Mereka sudah kami beri usaha sendiri-sendiri tetapi ya itu pastor, mereka tidak bisa mengelola dengan baik, ya… karena mereka biasa dimanjakan. Akibatnya, mereka jadi tidak akur pastor. Mereka berebut harta.
Mamanya selalu membela anak-anaknya sementara menantu saya yang sudah janda seperti di anak tirikan. Menantu saya itu bisa mengelola usaha dengan baik sehingga berkembang dan itu yang menjadi sumber iri hati adik-adik iparnya.
Pastor, yang paling menyedihkan hidup perkawinan anak-anak saya hampir semua tidak beres. Mereka ke gereja ya ke gereja, tetapi perkawinan mereka gak keruan.
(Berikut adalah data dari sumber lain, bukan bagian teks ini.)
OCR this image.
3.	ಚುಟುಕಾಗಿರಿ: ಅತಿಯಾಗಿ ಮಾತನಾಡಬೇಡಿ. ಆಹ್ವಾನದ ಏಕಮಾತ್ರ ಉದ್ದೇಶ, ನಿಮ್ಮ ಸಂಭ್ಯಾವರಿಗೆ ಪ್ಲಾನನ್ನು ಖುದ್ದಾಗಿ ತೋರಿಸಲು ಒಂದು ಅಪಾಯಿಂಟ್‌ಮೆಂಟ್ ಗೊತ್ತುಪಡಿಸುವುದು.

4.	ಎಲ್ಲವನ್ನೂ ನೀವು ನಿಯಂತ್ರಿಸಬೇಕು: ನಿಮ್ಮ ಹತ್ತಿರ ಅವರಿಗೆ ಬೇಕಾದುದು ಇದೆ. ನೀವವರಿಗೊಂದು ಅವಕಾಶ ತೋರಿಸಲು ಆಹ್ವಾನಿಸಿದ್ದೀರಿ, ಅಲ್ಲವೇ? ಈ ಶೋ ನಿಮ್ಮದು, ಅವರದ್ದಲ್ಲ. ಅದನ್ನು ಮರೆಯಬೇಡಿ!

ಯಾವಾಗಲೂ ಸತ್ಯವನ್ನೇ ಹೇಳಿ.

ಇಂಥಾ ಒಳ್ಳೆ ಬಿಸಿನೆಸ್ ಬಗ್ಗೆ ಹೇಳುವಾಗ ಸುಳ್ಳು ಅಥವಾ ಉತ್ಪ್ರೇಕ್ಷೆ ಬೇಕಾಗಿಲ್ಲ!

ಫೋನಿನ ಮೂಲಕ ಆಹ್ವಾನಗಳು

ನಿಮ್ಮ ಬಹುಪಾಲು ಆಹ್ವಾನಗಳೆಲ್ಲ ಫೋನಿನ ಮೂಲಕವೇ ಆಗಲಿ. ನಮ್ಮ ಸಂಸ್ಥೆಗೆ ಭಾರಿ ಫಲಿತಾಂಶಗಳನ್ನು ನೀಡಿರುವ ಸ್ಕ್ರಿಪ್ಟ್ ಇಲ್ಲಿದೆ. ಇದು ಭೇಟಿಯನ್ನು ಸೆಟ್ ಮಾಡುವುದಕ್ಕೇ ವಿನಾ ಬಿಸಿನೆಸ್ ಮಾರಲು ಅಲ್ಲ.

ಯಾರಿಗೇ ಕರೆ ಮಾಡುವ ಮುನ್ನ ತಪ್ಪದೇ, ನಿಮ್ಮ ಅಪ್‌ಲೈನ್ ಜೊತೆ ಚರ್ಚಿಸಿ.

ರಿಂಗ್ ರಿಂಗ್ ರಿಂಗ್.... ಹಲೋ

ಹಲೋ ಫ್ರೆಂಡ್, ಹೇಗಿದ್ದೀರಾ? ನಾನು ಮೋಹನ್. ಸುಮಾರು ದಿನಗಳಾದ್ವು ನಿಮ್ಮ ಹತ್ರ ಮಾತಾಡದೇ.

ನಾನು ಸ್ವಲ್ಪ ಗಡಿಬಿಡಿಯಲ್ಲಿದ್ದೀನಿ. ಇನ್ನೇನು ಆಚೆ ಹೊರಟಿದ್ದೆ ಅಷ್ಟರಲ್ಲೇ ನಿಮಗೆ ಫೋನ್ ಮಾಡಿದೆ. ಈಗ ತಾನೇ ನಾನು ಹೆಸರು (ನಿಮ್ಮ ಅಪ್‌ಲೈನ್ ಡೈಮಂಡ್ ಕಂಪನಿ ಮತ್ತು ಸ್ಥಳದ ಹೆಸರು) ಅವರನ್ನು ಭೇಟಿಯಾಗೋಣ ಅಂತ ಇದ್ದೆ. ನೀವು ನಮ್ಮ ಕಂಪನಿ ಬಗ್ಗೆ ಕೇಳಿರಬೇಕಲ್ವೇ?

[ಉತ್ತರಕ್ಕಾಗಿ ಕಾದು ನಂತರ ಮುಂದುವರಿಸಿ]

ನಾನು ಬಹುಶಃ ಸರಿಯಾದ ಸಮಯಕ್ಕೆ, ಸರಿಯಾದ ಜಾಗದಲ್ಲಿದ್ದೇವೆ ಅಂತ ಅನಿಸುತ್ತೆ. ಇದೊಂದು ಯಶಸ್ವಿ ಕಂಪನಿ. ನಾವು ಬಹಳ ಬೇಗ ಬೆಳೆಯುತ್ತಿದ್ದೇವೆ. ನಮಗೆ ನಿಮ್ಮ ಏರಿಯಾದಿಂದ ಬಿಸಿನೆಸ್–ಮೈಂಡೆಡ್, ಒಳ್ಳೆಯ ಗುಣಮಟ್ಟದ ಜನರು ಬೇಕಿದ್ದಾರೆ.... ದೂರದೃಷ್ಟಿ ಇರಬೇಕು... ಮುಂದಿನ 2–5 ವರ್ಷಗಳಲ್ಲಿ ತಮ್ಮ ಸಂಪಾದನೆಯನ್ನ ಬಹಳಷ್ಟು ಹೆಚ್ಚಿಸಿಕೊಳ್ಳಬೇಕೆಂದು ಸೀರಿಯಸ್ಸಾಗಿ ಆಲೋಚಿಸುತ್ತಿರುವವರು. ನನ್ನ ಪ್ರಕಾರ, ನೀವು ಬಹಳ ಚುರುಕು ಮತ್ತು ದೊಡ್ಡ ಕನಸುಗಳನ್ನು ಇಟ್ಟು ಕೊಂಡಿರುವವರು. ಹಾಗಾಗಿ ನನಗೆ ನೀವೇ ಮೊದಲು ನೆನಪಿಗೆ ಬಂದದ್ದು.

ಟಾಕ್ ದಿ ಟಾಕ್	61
Saya sudah tidak bisa ngomong lagi, karena kalau ngomong selalu ribut dengan isteri. Saya memilih diam.
Pastor, sedari muda saya kerja keras, ingin hidup mapan, punya harta untuk mencukupi dan membahagiakan keluarga. Tetapi ternyata bagi saya, harta justru membuat saya semakin kesepian dan menderita.
Harta jadi sumber pertikaian keluarga. Sekarang pun saya terus dihantui perpecahan anak-anak kami kalau kami sudah tidak ada.
Bapak itu menutup kisahnya.
Harta adalah sarana bukan tujuan dalam hidup kita. Sering kali kita terjebak menjadikan harta sebagai tujuan, maka tidak jarang berujung pada penderitaan dan kesepian.
Dengan harta berharap kebahagiaan sering kali yang terjadi harta menjadi sumber petaka.
Sebagaimana Sabda Tuhan hari ini sejauh diwartakan St. Lukas: “Demikianlah jadinya dengan orang yang menimbun harta bagi dirinya sendiri, tetapi ia tidak kaya di hadapan Allah.”
Bagaimana dengan diriku? Adakah sadar mana yang tujuan dan mana yang sarana?